Patients can start walking or moving the knee on the same day of the operation or the next day. They usually need the help of elbow crutches or a walker initially to help in mobilization.
You will be given instructions about the type of exercises to be done for the next 3 months. These exercises will be monitored weekly by our physiotherapist. My team will guide you through your recovery period.

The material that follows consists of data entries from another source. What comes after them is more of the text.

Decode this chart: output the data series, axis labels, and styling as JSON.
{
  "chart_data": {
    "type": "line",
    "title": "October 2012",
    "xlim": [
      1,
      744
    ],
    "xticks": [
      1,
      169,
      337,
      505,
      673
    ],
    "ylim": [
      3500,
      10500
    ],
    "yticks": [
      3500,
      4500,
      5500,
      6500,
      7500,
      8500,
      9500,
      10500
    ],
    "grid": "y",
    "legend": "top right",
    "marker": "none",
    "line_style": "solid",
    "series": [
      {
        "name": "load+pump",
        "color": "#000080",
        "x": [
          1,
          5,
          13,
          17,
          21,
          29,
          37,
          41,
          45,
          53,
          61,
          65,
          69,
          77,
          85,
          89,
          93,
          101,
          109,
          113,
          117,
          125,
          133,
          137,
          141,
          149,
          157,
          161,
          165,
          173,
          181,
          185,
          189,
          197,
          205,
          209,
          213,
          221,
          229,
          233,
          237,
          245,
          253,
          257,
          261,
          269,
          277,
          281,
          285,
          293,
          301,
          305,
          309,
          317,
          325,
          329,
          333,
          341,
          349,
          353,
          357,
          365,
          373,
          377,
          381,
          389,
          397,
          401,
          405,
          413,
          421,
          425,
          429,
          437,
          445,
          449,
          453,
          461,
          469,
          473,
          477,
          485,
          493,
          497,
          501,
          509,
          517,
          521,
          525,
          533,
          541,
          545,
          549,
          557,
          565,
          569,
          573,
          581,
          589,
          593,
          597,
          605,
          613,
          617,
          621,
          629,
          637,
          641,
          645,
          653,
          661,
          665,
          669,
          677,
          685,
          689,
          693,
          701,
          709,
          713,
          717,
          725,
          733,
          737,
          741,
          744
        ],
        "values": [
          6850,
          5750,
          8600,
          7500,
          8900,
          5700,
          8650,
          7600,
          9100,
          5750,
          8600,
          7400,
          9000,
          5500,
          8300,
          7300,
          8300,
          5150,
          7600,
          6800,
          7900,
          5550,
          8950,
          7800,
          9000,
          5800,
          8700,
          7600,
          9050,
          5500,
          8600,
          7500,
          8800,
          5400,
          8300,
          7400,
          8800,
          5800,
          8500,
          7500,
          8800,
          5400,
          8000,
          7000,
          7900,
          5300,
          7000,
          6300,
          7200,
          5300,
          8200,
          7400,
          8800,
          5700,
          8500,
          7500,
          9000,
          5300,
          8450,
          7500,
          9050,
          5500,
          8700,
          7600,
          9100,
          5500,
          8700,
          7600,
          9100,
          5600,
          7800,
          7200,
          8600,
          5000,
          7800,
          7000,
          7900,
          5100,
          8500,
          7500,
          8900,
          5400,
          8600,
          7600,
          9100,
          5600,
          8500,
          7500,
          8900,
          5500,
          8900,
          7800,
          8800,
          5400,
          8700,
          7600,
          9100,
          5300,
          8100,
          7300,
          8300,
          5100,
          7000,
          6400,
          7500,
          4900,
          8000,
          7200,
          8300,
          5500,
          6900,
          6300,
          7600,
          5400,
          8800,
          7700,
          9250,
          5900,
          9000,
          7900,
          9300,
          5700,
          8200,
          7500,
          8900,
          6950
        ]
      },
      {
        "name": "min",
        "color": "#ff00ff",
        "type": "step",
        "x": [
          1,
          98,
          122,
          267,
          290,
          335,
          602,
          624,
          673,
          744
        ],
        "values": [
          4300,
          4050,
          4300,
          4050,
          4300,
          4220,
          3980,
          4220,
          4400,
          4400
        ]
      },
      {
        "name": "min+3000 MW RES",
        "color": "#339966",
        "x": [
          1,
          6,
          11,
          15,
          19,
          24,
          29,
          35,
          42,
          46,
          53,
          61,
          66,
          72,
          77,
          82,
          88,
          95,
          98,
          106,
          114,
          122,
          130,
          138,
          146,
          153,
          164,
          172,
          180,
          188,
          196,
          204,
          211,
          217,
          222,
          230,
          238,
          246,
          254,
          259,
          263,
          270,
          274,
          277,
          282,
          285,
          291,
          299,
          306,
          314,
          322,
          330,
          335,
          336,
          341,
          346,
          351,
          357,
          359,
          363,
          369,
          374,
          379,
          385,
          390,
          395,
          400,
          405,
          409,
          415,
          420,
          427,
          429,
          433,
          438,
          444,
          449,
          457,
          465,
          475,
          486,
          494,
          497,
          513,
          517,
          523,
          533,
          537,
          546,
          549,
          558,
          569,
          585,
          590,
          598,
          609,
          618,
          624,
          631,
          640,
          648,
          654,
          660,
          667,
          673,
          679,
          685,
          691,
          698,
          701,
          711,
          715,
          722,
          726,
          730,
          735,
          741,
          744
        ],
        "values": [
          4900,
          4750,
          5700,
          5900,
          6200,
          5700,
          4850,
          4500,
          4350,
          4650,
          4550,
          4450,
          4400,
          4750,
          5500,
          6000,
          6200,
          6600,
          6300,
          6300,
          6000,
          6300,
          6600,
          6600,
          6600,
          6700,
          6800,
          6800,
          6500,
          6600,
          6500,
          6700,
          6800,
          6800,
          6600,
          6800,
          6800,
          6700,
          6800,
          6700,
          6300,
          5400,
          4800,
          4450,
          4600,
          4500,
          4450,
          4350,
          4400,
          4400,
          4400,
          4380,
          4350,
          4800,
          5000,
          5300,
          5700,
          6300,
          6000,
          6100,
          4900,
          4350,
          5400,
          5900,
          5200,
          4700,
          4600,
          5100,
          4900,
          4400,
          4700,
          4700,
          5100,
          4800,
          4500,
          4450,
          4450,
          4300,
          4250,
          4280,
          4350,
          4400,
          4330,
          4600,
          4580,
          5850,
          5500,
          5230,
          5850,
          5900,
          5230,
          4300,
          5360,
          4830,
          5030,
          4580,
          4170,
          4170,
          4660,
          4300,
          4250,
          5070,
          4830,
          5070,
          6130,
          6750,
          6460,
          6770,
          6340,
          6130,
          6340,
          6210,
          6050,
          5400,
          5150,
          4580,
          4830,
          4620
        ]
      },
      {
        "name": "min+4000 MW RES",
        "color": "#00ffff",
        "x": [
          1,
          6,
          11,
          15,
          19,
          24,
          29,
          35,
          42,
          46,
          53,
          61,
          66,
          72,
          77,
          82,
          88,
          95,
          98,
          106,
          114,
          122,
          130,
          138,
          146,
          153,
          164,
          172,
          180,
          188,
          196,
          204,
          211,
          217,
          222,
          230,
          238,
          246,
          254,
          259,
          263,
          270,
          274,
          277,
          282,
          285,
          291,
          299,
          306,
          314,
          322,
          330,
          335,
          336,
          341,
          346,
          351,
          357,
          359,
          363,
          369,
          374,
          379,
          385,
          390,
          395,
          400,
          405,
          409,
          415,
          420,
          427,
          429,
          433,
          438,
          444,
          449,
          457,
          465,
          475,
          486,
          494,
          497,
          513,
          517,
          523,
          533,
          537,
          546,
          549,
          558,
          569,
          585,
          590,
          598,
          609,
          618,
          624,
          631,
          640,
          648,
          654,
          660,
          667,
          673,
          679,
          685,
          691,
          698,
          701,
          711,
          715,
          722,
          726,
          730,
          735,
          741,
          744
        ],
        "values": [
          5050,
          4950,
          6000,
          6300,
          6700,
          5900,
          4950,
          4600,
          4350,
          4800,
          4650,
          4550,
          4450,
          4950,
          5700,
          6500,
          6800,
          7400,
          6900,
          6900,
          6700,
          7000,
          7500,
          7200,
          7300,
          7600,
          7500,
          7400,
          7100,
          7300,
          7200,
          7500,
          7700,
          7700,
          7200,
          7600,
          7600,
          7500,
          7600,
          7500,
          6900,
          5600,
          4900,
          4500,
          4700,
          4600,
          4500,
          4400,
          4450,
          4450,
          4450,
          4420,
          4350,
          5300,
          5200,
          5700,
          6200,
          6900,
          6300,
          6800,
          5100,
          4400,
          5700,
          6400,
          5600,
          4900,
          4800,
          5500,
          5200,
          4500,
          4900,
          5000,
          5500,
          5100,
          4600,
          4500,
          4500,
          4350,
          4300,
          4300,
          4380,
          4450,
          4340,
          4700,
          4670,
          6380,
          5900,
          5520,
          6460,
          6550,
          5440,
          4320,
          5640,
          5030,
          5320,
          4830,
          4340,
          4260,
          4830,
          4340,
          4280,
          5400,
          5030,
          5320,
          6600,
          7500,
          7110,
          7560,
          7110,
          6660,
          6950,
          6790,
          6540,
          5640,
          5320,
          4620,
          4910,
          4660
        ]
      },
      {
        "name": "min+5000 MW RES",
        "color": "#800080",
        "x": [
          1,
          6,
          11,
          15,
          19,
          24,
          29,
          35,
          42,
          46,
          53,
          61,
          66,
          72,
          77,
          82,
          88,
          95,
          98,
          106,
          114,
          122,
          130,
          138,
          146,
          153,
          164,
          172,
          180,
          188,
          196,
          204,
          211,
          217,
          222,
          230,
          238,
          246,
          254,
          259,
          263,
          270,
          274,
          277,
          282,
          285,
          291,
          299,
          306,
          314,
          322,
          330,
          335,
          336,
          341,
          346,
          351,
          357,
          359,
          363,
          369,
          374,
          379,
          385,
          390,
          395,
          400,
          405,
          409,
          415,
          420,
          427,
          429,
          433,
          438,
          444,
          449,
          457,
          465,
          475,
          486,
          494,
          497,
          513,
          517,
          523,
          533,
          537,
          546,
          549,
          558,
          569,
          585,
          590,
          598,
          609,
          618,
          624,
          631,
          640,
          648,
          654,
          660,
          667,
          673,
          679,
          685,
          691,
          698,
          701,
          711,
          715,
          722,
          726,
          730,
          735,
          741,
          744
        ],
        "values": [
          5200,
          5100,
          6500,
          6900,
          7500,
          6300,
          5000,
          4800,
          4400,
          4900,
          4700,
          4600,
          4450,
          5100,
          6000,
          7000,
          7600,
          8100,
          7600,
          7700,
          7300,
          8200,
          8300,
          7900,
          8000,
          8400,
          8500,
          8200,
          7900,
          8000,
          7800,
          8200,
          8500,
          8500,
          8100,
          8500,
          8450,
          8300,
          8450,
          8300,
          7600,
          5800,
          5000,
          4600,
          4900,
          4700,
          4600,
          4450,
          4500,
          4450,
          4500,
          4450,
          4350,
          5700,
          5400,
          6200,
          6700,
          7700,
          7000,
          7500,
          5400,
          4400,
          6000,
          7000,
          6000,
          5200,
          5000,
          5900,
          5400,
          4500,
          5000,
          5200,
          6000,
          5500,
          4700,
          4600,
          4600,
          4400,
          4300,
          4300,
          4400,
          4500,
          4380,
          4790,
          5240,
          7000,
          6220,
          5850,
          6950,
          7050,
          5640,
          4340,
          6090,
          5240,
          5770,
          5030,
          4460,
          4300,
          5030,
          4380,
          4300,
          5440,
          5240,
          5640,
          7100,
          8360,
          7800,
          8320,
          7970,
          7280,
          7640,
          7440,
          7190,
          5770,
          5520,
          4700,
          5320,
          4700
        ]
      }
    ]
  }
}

How long will I need to use crutches?
2- 4 weeks depending on your progress.
How Long I need to stay in hospital?
Your hospital stay will be 1-2 days
How long do I need to use the brace?
You need to use the knee brace for 4-6 weeks depending on your progress
When are the sutures removed?
The sutures are removed 10-12 days after the surgery.
When can I go back to work?
For office-type jobs you can return to work after 2 weeks and for other heavy intensity jobs after 3 months, provided the progress is satisfactory.
When can I drive a car or ride a motor-bike?
You can drive a car after 4-6 weeks and ride a motor-bike after 6-8 weeks. Your knee should be pain-free with good range of motion, strength and stability.
How long do I have to continue physiotherapy and why?
I recommend that you continue physiotherapy for a minimum of 3 months to regain normal range of knee motion, good muscle strength and sense of stability (proprioception) in the knee joint. Patient are then encouraged to continue their rehabilitation further for 6-9 months in a step-wise manner to gain maximum benefits from the ACL reconstruction.
Patients who comply with rehabilitation have a very high chance of a good result. Stability is restored and the patient can undertake most of the normal activities, including sports.
When can I resume normal sporting activities e.g. play football?
Generally any sort of sporting activities are restricted for 6-9 months. Full intensity sports are allowed after 9 months of rehabilitation.
Are there any risks associated with ACL Reconstruction Surgery?
Like any other surgical procedure ACL Reconstruction has following risks:
The risks of any anesthesia are:
Allergic reactions to medicines
Breathing problems
The risks of any surgery are:
Bleeding
Infection
Additional risks of this surgery are:
Stiffness of the knee
Failure of the ligament to heal
Failure of graft fixation devices
Pain in the knee
Weakness of the knee
Blood clot in the leg
Injury to a nearby blood vessel, nerves or tendon
Numb area on outer side of knee
Difficulty with kneeling
Fracture of patella if patellar tendon graft is used.
Rupture of new ligament if knee is injured again.